The updates are aimed at clarifying guidelines for Thai examiners, who have been held back in the past by unclear guidance that has contributed towards delays in examination and granting.
Such unclear guidelines were also said to lead to ‘evergreening’ of drug patents – a controversial subject in Thailand – Redfearn said.
“The new chemical and drug patent examination guidelines, expanded from the main patent examination guidelines, last updated in 2012, are aimed to set clearer and generally acceptable standards for examining patent applications filed in these fields and purposefully remove the current backlogs and ease concerns over patent ‘evergreening’.”
The updates follow several meetings at the Thai patent office between groups including drug manufacturers, practitioners and patent examiners.

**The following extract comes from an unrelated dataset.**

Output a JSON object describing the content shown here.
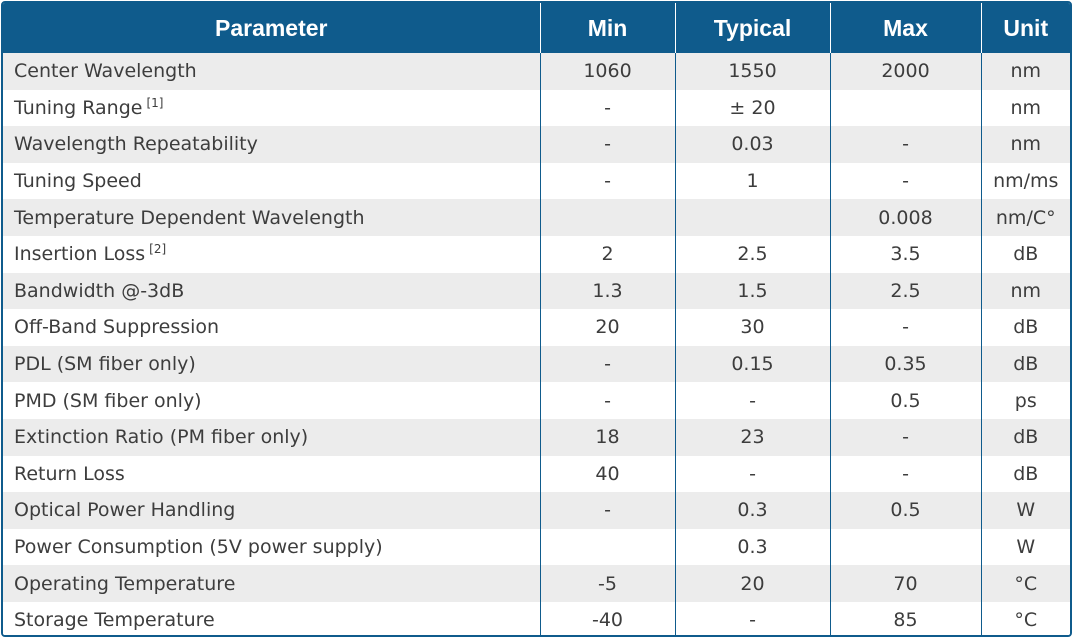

According to Wongrat Ratanaprayul, Attorney-at-Law at Tilleke & Gibbins in Bangkok, the guidelines have been split into two sections covering the examination of patent and petty patent applications with regard to both chemicals and pharmaceuticals.
“The guidelines emphasise and reinforce the fundamental bases of patentability according to Section 5 of Patent Act B.E. 2522 (Thailand’s patent act),” Ratanaprayul told WIPR.
“This mentions that a patent may be granted only for an invention in respect of which the following conditions are satisfied, the invention is new, involves an inventive step and is capable of industrial application.”
Prateep Naboriboon, senior consultant & patent agent, also at Tilleke & Gibbins, claimed the new guidelines will be helpful to patent examiners by ensuring “a more consistent understanding of particular claimed subjects or claim structure.”
“In my opinion, however, the new guidelines will only have an impact on the preliminary examination. In practice, the effectiveness of novelty and inventive step examination will not improve, as the examiner will still rely on foreign patent as a basis for grant, while the new guidelines will only limit the scope of allowable claims to be in line with the new public policy.”
The draft examination guidelines were drawn up on September 13.